Cindy stood in front of him. “Head in the clouds again? Time to get to work. Do you even know how to play it?”
“Kind of. I played it in high school band. I never told you?”
“Jill said you were awful and would drive us out of the apartment and the neighbors would call the police.”
“Just an underhanded ploy to try and get me to leave it here. Pretty unfair, if you ask me.”
Brian put the saxophone back into the case and carried it out to the truck. Then he went back to the kitchen and opened the door to the attic stairs and picked up the first box of his father’s journals. He paused for a moment, struggling. Jill would want to hoard this too, if she saw it. He’d bring it back as soon as he’d read everything. How long could it take to read this stuff?
The coast was clear. He went outside with his haul and slipped it into the backseat of the truck. As he slammed the door, he sighed. He had to tell her.
He went back to the kitchen, where Jill stood on a stepstool, rummaging through a cupboard. “Where would the paper cups be?”
“Jill, remember Dad’s journals?”
“Yes. Why?”
“I just put them in my truck. I’m going to read them.”
“What?
I’m
going to read them.” She slammed the cupboard door, climbed down, and leaned back against the counter, a wild, lost look on her face.
Even afraid?
wondered Brian. “When?”
“Soon. Any day now. Maybe tonight.”
“That would be great. Come over to the apartment. We’ll order a pizza and read them together.”

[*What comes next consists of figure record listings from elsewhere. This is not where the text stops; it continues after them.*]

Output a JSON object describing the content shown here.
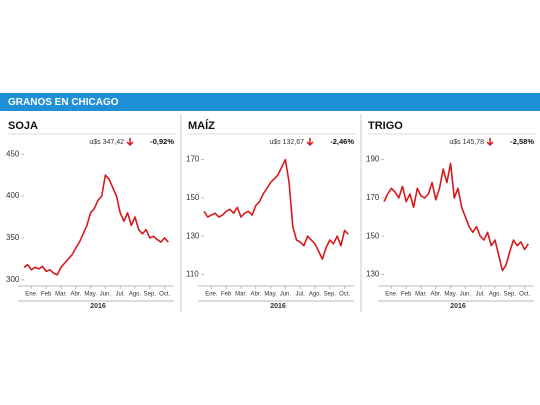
{
  "header": {
    "title": "GRANOS EN CHICAGO"
  },
  "chart_data": [
    {
      "type": "line",
      "title": "SOJA",
      "price": "u$s 347,42",
      "change": "-0,92%",
      "xlabel": "2016",
      "color": "#d7191c",
      "x": [
        0,
        0.25,
        0.5,
        0.75,
        1,
        1.25,
        1.5,
        1.75,
        2,
        2.25,
        2.5,
        2.75,
        3,
        3.25,
        3.5,
        3.75,
        4,
        4.25,
        4.5,
        4.75,
        5,
        5.25,
        5.5,
        5.75,
        6,
        6.25,
        6.5,
        6.75,
        7,
        7.25,
        7.5,
        7.75,
        8,
        8.25,
        8.5,
        8.75,
        9,
        9.25,
        9.5,
        9.75
      ],
      "values": [
        315,
        318,
        312,
        315,
        313,
        316,
        310,
        312,
        308,
        306,
        315,
        320,
        325,
        330,
        338,
        345,
        355,
        365,
        380,
        385,
        395,
        400,
        425,
        420,
        410,
        400,
        380,
        370,
        380,
        365,
        375,
        360,
        355,
        360,
        350,
        352,
        348,
        345,
        350,
        345
      ],
      "xlim": [
        0,
        10
      ],
      "ylim": [
        295,
        455
      ],
      "yticks": [
        300,
        350,
        400,
        450
      ],
      "xticks": [
        {
          "value": 0.5,
          "label": "Ene."
        },
        {
          "value": 1.5,
          "label": "Feb"
        },
        {
          "value": 2.5,
          "label": "Mar."
        },
        {
          "value": 3.5,
          "label": "Abr."
        },
        {
          "value": 4.5,
          "label": "May."
        },
        {
          "value": 5.5,
          "label": "Jun."
        },
        {
          "value": 6.5,
          "label": "Jul."
        },
        {
          "value": 7.5,
          "label": "Ago."
        },
        {
          "value": 8.5,
          "label": "Sep."
        },
        {
          "value": 9.5,
          "label": "Oct."
        }
      ]
    },
    {
      "type": "line",
      "title": "MAÍZ",
      "price": "u$s 132,67",
      "change": "-2,46%",
      "xlabel": "2016",
      "color": "#d7191c",
      "x": [
        0,
        0.25,
        0.5,
        0.75,
        1,
        1.25,
        1.5,
        1.75,
        2,
        2.25,
        2.5,
        2.75,
        3,
        3.25,
        3.5,
        3.75,
        4,
        4.25,
        4.5,
        4.75,
        5,
        5.25,
        5.5,
        5.75,
        6,
        6.25,
        6.5,
        6.75,
        7,
        7.25,
        7.5,
        7.75,
        8,
        8.25,
        8.5,
        8.75,
        9,
        9.25,
        9.5,
        9.75
      ],
      "values": [
        143,
        140,
        141,
        142,
        140,
        141,
        143,
        144,
        142,
        145,
        140,
        142,
        143,
        141,
        146,
        148,
        152,
        155,
        158,
        160,
        162,
        166,
        170,
        158,
        135,
        128,
        127,
        125,
        130,
        128,
        126,
        122,
        118,
        124,
        128,
        126,
        130,
        125,
        133,
        131
      ],
      "xlim": [
        0,
        10
      ],
      "ylim": [
        105,
        175
      ],
      "yticks": [
        110,
        130,
        150,
        170
      ],
      "xticks": [
        {
          "value": 0.5,
          "label": "Ene."
        },
        {
          "value": 1.5,
          "label": "Feb"
        },
        {
          "value": 2.5,
          "label": "Mar."
        },
        {
          "value": 3.5,
          "label": "Abr."
        },
        {
          "value": 4.5,
          "label": "May."
        },
        {
          "value": 5.5,
          "label": "Jun."
        },
        {
          "value": 6.5,
          "label": "Jul."
        },
        {
          "value": 7.5,
          "label": "Ago."
        },
        {
          "value": 8.5,
          "label": "Sep."
        },
        {
          "value": 9.5,
          "label": "Oct."
        }
      ]
    },
    {
      "type": "line",
      "title": "TRIGO",
      "price": "u$s 145,78",
      "change": "-2,58%",
      "xlabel": "2016",
      "color": "#d7191c",
      "x": [
        0,
        0.25,
        0.5,
        0.75,
        1,
        1.25,
        1.5,
        1.75,
        2,
        2.25,
        2.5,
        2.75,
        3,
        3.25,
        3.5,
        3.75,
        4,
        4.25,
        4.5,
        4.75,
        5,
        5.25,
        5.5,
        5.75,
        6,
        6.25,
        6.5,
        6.75,
        7,
        7.25,
        7.5,
        7.75,
        8,
        8.25,
        8.5,
        8.75,
        9,
        9.25,
        9.5,
        9.75
      ],
      "values": [
        168,
        172,
        175,
        173,
        170,
        176,
        168,
        172,
        165,
        175,
        171,
        170,
        172,
        178,
        169,
        175,
        185,
        178,
        188,
        170,
        175,
        165,
        160,
        155,
        152,
        155,
        150,
        148,
        152,
        145,
        148,
        140,
        132,
        135,
        142,
        148,
        145,
        147,
        143,
        146
      ],
      "xlim": [
        0,
        10
      ],
      "ylim": [
        125,
        195
      ],
      "yticks": [
        130,
        150,
        170,
        190
      ],
      "xticks": [
        {
          "value": 0.5,
          "label": "Ene."
        },
        {
          "value": 1.5,
          "label": "Feb"
        },
        {
          "value": 2.5,
          "label": "Mar."
        },
        {
          "value": 3.5,
          "label": "Abr."
        },
        {
          "value": 4.5,
          "label": "May."
        },
        {
          "value": 5.5,
          "label": "Jun."
        },
        {
          "value": 6.5,
          "label": "Jul."
        },
        {
          "value": 7.5,
          "label": "Ago."
        },
        {
          "value": 8.5,
          "label": "Sep."
        },
        {
          "value": 9.5,
          "label": "Oct."
        }
      ]
    }
  ]
}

“I don’t—” She shook her head.
“What’s wrong?”
“I— Oh, I really don’t have time to read them right away. Take good care of them, okay?”
“Are you kidding?” Once again, there was something she was not telling him. “Jill, do you remember—” He was going to mention the weirdly haunting space under the loose attic floorboard.

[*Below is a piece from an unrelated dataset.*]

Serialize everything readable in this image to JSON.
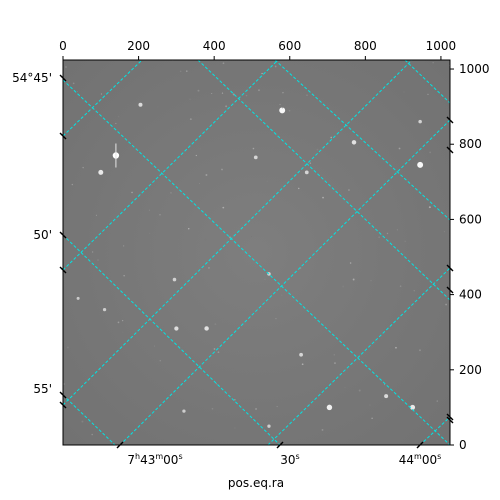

“Mommy! Help!” Whens had suspended himself upside down by the knees from a crossbar on the swing set.
“Be right there,” she yelled out the window.
“Jill—”
“Look, don’t worry about it.”
“But—”
She snarled—Brian could only think of it as a snarl, flung over her shoulder as she ran down the back stairs—“I said,
never mind
!”
With Jill, that was that. He and Megan planned to sit down and try to hash things out with her, but this certainly was not a good time to mention it.
* * *
Zoe, upstairs, was hard at work.
It had been a day of awakening when Zoe realized that she could hear her mother even when she couldn’t see her. Using her markers, she could write her mother’s sound when she was in another room, when she was at work. Sometimes she was baroque, sometimes she was rock ’n’ roll, sometimes she was a cello concerto or a funny cartoon piece, rushing fast toward a roaring conclusion.

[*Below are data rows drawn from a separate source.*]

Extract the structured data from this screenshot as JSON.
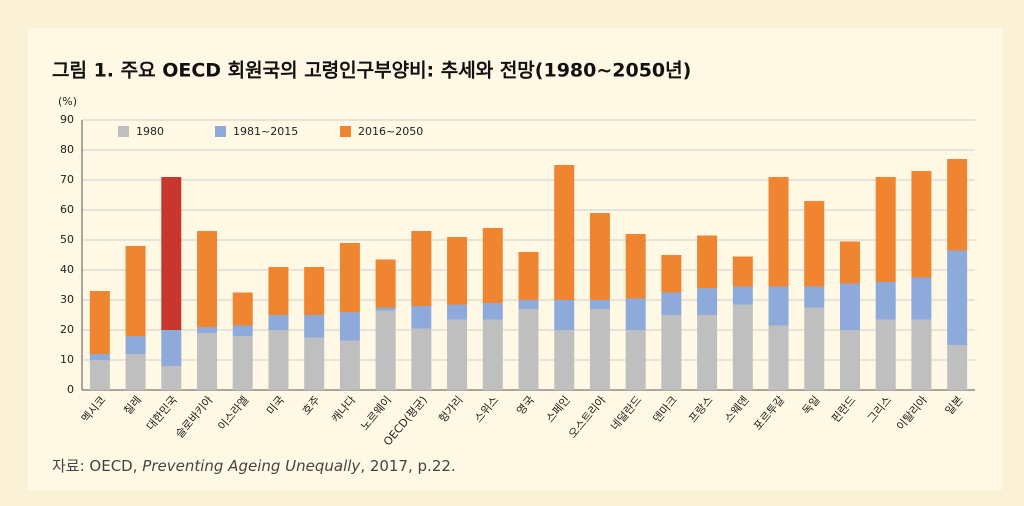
{
  "chart_data": {
    "type": "stacked-bar",
    "title": "그림 1.  주요 OECD 회원국의 고령인구부양비: 추세와 전망(1980~2050년)",
    "y_label": "(%)",
    "categories": [
      "멕시코",
      "칠레",
      "대한민국",
      "슬로바키아",
      "이스라엘",
      "미국",
      "호주",
      "캐나다",
      "노르웨이",
      "OECD(평균)",
      "헝가리",
      "스위스",
      "영국",
      "스페인",
      "오스트리아",
      "네덜란드",
      "덴마크",
      "프랑스",
      "스웨덴",
      "포르투갈",
      "독일",
      "핀란드",
      "그리스",
      "이탈리아",
      "일본"
    ],
    "series": [
      {
        "name": "1980",
        "color": "#bfbfbf",
        "values": [
          10,
          12,
          8,
          19,
          18,
          20,
          17.5,
          16.5,
          26.5,
          20.5,
          23.5,
          23.5,
          27,
          20,
          27,
          20,
          25,
          25,
          28.5,
          21.5,
          27.5,
          20,
          23.5,
          23.5,
          15
        ]
      },
      {
        "name": "1981~2015",
        "color": "#8eaadb",
        "values": [
          2,
          6,
          12,
          2,
          3.5,
          5,
          7.5,
          9.5,
          1,
          7.5,
          5,
          5.5,
          3,
          10,
          3,
          10.5,
          7.5,
          9,
          6,
          13,
          7,
          15.5,
          12.5,
          14,
          31.5
        ]
      },
      {
        "name": "2016~2050",
        "color": "#ef8530",
        "values": [
          21,
          30,
          51,
          32,
          11,
          16,
          16,
          23,
          16,
          25,
          22.5,
          25,
          16,
          45,
          29,
          21.5,
          12.5,
          17.5,
          10,
          36.5,
          28.5,
          14,
          35,
          35.5,
          30.5
        ],
        "colors": [
          "#ef8530",
          "#ef8530",
          "#c9362c",
          "#ef8530",
          "#ef8530",
          "#ef8530",
          "#ef8530",
          "#ef8530",
          "#ef8530",
          "#ef8530",
          "#ef8530",
          "#ef8530",
          "#ef8530",
          "#ef8530",
          "#ef8530",
          "#ef8530",
          "#ef8530",
          "#ef8530",
          "#ef8530",
          "#ef8530",
          "#ef8530",
          "#ef8530",
          "#ef8530",
          "#ef8530",
          "#ef8530"
        ]
      }
    ],
    "ylim": [
      0,
      90
    ],
    "yticks": [
      0,
      10,
      20,
      30,
      40,
      50,
      60,
      70,
      80,
      90
    ],
    "grid": true
  },
  "source": {
    "prefix": "자료: OECD, ",
    "italic": "Preventing Ageing Unequally",
    "suffix": ", 2017, p.22."
  }
}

She could hear her father too, and write him, but sometimes she didn’t want to listen, because her father was complicated to listen to. His music was strange and sometimes even unpleasant, so that it might make Zoe sick to her stomach. She guessed she couldn’t really hear everyone, at least not all of them.
Bitsy was just too simple. Happy, all primary colors, the sound of water burbling over smooth rocks in a creek, an unending roar of good stuff.
Whens?
Whens was distant, like a star. His explosions of color were symmetrical and so intense that they sometimes gave Zoe a headache. But he was always there, there, there, like daylight, the sun-star come close, like he was bathing everyone in light but he didn’t know it. One Christmas Eve her Crazy Aunts, which was what she and the other cousins called them, had taken everyone to midnight Mass at their old Episcopal church on Connecticut, even though they never went there any other time. Aunt Jill handed her Whens, and Whens was six months old and kind of heavy but not too.
The service was most soothing to Zoe, and deeply beautiful. Candles flickered in wall sconces and the organ music was so magnificent that tears rolled down her face.
Whens was just as deeply happy. Zoe had been afraid that the baby would wail, or squirm, and disturb her enjoyment of the music, but he just stared in wonder at everything around him and Zoe could hear him absorbing everything, like a reverse kind of music. That was when Zoe fell in love with Whens, who before that had just been another boring baby. And after that night, Whens started giving off that music, like a switch had been flipped inside of him, like he was suddenly himself and knew it.